アレストビッチ氏はユーチューブやSNSでウクライナの状況を毎日世界に発信している。
同氏は14日、東部ドニプロの集合住宅にロシア軍のミサイルが着弾し、多数の民間人が死傷したことについて、「ウクライナ軍の防空システムで撃ち落とされたロシア軍のミサイルが落下したとみられる」と述べた。
この攻撃ではこれまでに民間人44人の死亡が確認され、数十人の行方が分かっていない。

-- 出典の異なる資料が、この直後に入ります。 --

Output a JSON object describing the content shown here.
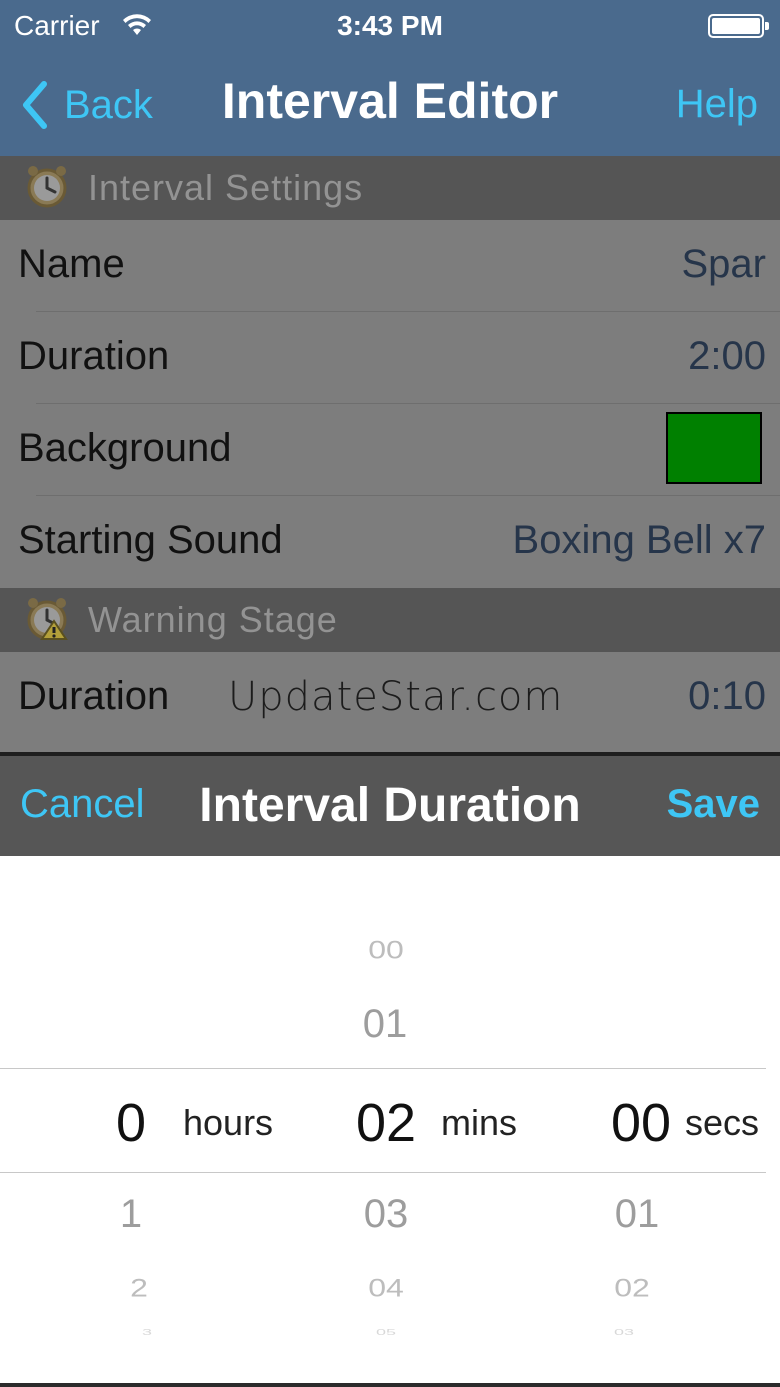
{
  "status_bar": {
    "carrier": "Carrier",
    "time": "3:43 PM"
  },
  "nav": {
    "back_label": "Back",
    "title": "Interval Editor",
    "help_label": "Help"
  },
  "interval_settings": {
    "header": "Interval Settings",
    "rows": [
      {
        "label": "Name",
        "value": "Spar"
      },
      {
        "label": "Duration",
        "value": "2:00"
      },
      {
        "label": "Background",
        "color": "#008000"
      },
      {
        "label": "Starting Sound",
        "value": "Boxing Bell x7"
      }
    ]
  },
  "warning_stage": {
    "header": "Warning Stage",
    "rows": [
      {
        "label": "Duration",
        "value": "0:10"
      }
    ]
  },
  "watermark": "UpdateStar.com",
  "picker_sheet": {
    "cancel_label": "Cancel",
    "title": "Interval Duration",
    "save_label": "Save"
  },
  "picker": {
    "hours": {
      "unit": "hours",
      "selected": "0",
      "above": [],
      "below": [
        "1",
        "2",
        "3"
      ]
    },
    "minutes": {
      "unit": "mins",
      "selected": "02",
      "above": [
        "00",
        "01"
      ],
      "below": [
        "03",
        "04",
        "05"
      ]
    },
    "seconds": {
      "unit": "secs",
      "selected": "00",
      "above": [],
      "below": [
        "01",
        "02",
        "03"
      ]
    }
  },
  "colors": {
    "nav_background": "#4a6a8d",
    "accent": "#3ec6f5",
    "background_swatch": "#008000"
  }
}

アレストビッチ氏はこの発言を謝罪し、「基本的な誤りを犯した」と述べた。
この発言は怒りを引き起こし、ロシア大統領府にも利用された。
ゼレンスキー(Volodymyr Zelensky)大統領はアレストビッチ氏の辞意表明に関するコメントを出していない。
アレストビッチ氏はドニプロの攻撃から数時間後、「ロシアのミサイルがウクライナの防空システムによって撃ち落とされ、落下したようだ」と述べていた。
ウクライナ軍参謀本部によると、集合住宅に着弾したのはロシア軍の対艦ミサイル「Kh-22」で、ウクライナ軍の手元にある防空システムで撃墜することは極めて難しいという。
ウクライナ人はアレストビッチ氏の発言に怒り、「ロシアのプロパガンダを後押しする」と非難した人もいた。
一部の国会議員はアレストビッチ氏の解任を求める嘆願書を提出している。
アレストビッチ氏はテレグラムに声明を投稿。辞表を提出したと明らかにし、謝罪した。「ドニプロの犠牲者とその遺族、ドニプロの市民、そして私の早とちりによって深く傷ついたすべての人々に心から謝罪します...」
アレストビッチ氏は自身のユーチューブチャンネルで侵攻に関連する問題について毎日議論し、ウクライナ政府の顔になった高官のひとりであった。
チャンネル登録者は160万人に達し、動画の再生回数はしばしば20万回を超える。アレストビッチ氏はロシアの視聴者を意識してロシア語で話している。
ロシア大統領府はアレストビッチ氏の発言を利用し、ロシア軍は民間施設を攻撃していないと主張した。
ペスコフ(Dmitry Peskov)報道官は「ロシアは住宅を攻撃しておらず、ウクライナ側の代表もウクライナ軍の防空システムが原因であると示唆している」と述べた。
ドニプロの犠牲者は44人に達し、さらに増える可能性が高い。
首都キーウ、南部オデーサ、東部ハルキウ州当局も14日の大規模ミサイル攻撃でエネルギーインフラなどが被害を受けたと報告している。